What then is the moral of my Christmas assembly? Let me spell it out.

In the shape of Artificial Intelligence, a technology is coming – a fantastically powerful technology that is set to revolutionise the way that schools do education and set to transform what it means to be a successful student. For better or worse, we are going to live through that revolution. We’re told not to worry. To be excited. We’re told that it’s a technology that will allow us to up our game, to make us all more efficient and more productive …

But … efficient at and productive of what? To that question, the technology itself is mute. It is not within it to provide an answer; we must decide for ourselves. My hope is that, both as individuals and as a community, whatever decisions we make, we will strive to resist the compulsions of efficiency and productivity for their own sake, strive to resist the temptations of getting things done just because they can be done, of churning things out just because they can be churned out.

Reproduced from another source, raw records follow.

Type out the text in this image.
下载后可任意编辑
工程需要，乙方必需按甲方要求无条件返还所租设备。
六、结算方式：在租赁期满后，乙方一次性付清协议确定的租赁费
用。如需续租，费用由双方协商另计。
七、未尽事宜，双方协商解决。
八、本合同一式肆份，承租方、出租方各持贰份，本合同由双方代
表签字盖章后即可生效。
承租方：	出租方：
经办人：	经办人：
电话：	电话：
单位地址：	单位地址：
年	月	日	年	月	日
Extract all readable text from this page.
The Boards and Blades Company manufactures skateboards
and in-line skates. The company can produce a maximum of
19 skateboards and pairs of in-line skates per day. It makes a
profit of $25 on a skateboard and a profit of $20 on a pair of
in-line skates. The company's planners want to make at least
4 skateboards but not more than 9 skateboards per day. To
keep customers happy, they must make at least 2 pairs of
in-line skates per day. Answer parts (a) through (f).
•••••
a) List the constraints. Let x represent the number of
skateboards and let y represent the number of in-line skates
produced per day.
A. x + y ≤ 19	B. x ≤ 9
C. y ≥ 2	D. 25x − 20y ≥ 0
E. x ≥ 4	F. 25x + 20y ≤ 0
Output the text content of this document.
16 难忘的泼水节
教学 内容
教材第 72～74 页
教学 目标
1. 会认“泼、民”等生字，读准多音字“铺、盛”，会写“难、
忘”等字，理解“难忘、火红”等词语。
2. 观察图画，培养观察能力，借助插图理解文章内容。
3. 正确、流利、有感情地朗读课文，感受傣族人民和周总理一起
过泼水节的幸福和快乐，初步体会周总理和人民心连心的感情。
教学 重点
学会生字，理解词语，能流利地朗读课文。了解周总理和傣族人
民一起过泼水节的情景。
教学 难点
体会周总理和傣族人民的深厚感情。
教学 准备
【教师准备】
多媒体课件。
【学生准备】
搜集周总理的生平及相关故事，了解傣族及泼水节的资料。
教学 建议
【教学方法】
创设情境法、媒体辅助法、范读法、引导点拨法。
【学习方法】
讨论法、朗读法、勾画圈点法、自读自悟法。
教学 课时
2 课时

In short, the moral is this: what matters, finally, is not so much the speed or quantity of our thoughts and actions, but the quality and strength of the values that underpin them – and the significance of these values for the others who must share our world. As with many technologies, AI may prove able to help us clarify and execute our values in both thought and action, but it is not capable of supplying those values in the first place. It is for us as a community to work together to achieve that end, to create a school that offers a space wherein good thoughts can be built on positive values. Can take root, be shared, can prosper.

Our most pressing concern, as teachers and as learners, is to hold in mind, in all we do, in all we achieve, in all we affect and all we produce, that we – and not AI – have decisions to make and that, in making them, mankind is our business.